In this episode, Nick Breeze speaks with Dr. Claudia Wieners, climate scientist at the University of Utrecht, to explore one of the most urgent and controversial questions in climate science: could Stratospheric Aerosol Injection (SAI) be used to prevent the collapse of the Atlantic Meridional Overturning Circulation (AMOC)?
Dr. Wieners explains how AMOC is driven to collapse by two key forces — ocean warming and freshwater influx from increased rainfall and Greenland melt — and why SAI could theoretically counter both. She breaks down the role of the subpolar gyre and deep convection zones in sustaining AMOC, and why the timing of any SAI deployment is absolutely critical: wait too long, and you don't just fail to save AMOC — you could trigger a dangerous "double cooling" effect around the North Atlantic.

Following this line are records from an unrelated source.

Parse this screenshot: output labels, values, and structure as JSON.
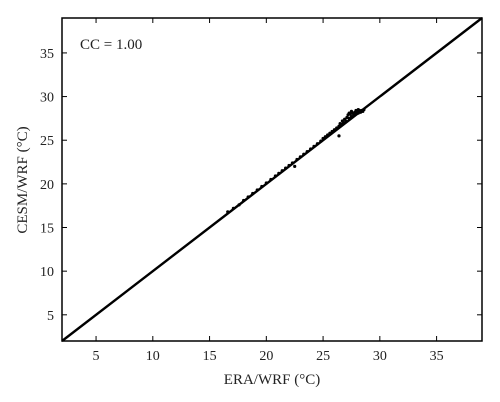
{
  "chart_data": {
    "type": "scatter",
    "xlabel": "ERA/WRF (°C)",
    "ylabel": "CESM/WRF (°C)",
    "xlim": [
      2,
      39
    ],
    "ylim": [
      2,
      39
    ],
    "xticks": [
      5,
      10,
      15,
      20,
      25,
      30,
      35
    ],
    "yticks": [
      5,
      10,
      15,
      20,
      25,
      30,
      35
    ],
    "annotation": "CC = 1.00",
    "reference_line": {
      "from": [
        2,
        2
      ],
      "to": [
        39,
        39
      ]
    },
    "grid": false,
    "series": [
      {
        "points": [
          [
            16.6,
            16.8
          ],
          [
            17.1,
            17.2
          ],
          [
            17.6,
            17.6
          ],
          [
            18.0,
            18.1
          ],
          [
            18.4,
            18.5
          ],
          [
            18.8,
            18.9
          ],
          [
            19.2,
            19.3
          ],
          [
            19.6,
            19.7
          ],
          [
            20.0,
            20.1
          ],
          [
            20.4,
            20.5
          ],
          [
            20.8,
            20.9
          ],
          [
            21.1,
            21.2
          ],
          [
            21.4,
            21.5
          ],
          [
            21.7,
            21.8
          ],
          [
            22.0,
            22.1
          ],
          [
            22.3,
            22.4
          ],
          [
            22.5,
            22.0
          ],
          [
            22.7,
            22.8
          ],
          [
            23.0,
            23.1
          ],
          [
            23.3,
            23.4
          ],
          [
            23.6,
            23.7
          ],
          [
            23.9,
            24.0
          ],
          [
            24.2,
            24.3
          ],
          [
            24.5,
            24.6
          ],
          [
            24.8,
            24.9
          ],
          [
            25.0,
            25.2
          ],
          [
            25.2,
            25.4
          ],
          [
            25.4,
            25.6
          ],
          [
            25.6,
            25.8
          ],
          [
            25.8,
            26.0
          ],
          [
            26.0,
            26.2
          ],
          [
            26.2,
            26.4
          ],
          [
            26.4,
            26.6
          ],
          [
            26.4,
            25.5
          ],
          [
            26.6,
            26.8
          ],
          [
            26.8,
            27.0
          ],
          [
            26.9,
            27.4
          ],
          [
            27.0,
            27.2
          ],
          [
            27.1,
            27.6
          ],
          [
            27.2,
            27.9
          ],
          [
            27.3,
            27.5
          ],
          [
            27.4,
            28.0
          ],
          [
            27.5,
            27.7
          ],
          [
            27.6,
            28.1
          ],
          [
            27.7,
            27.9
          ],
          [
            27.8,
            28.2
          ],
          [
            27.9,
            28.0
          ],
          [
            28.0,
            28.3
          ],
          [
            28.1,
            28.1
          ],
          [
            28.2,
            28.4
          ],
          [
            28.3,
            28.2
          ],
          [
            28.4,
            28.4
          ],
          [
            28.5,
            28.3
          ],
          [
            28.6,
            28.5
          ],
          [
            27.5,
            28.3
          ],
          [
            27.3,
            28.1
          ],
          [
            27.9,
            28.4
          ],
          [
            28.1,
            28.5
          ],
          [
            26.7,
            27.2
          ],
          [
            26.5,
            26.9
          ]
        ]
      }
    ]
  }
}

The conversation also tackles the complex trade-offs that make SAI so politically charged: its potential impact on the Amazon rainforest, the risk of it being used as a pretext to slow down emissions reductions, and why many EU policymakers refuse to engage with the topic at all — even though, as Dr. Wieners argues, that refusal itself carries serious risks.
Dr. Wieners outlines what a credible research programme would look like: better climate modelling, small-scale stratospheric measurements, and international monitoring infrastructure — and she issues a sobering warning that every year of delay increases the chance we've already crossed a critical threshold for AMOC without knowing it.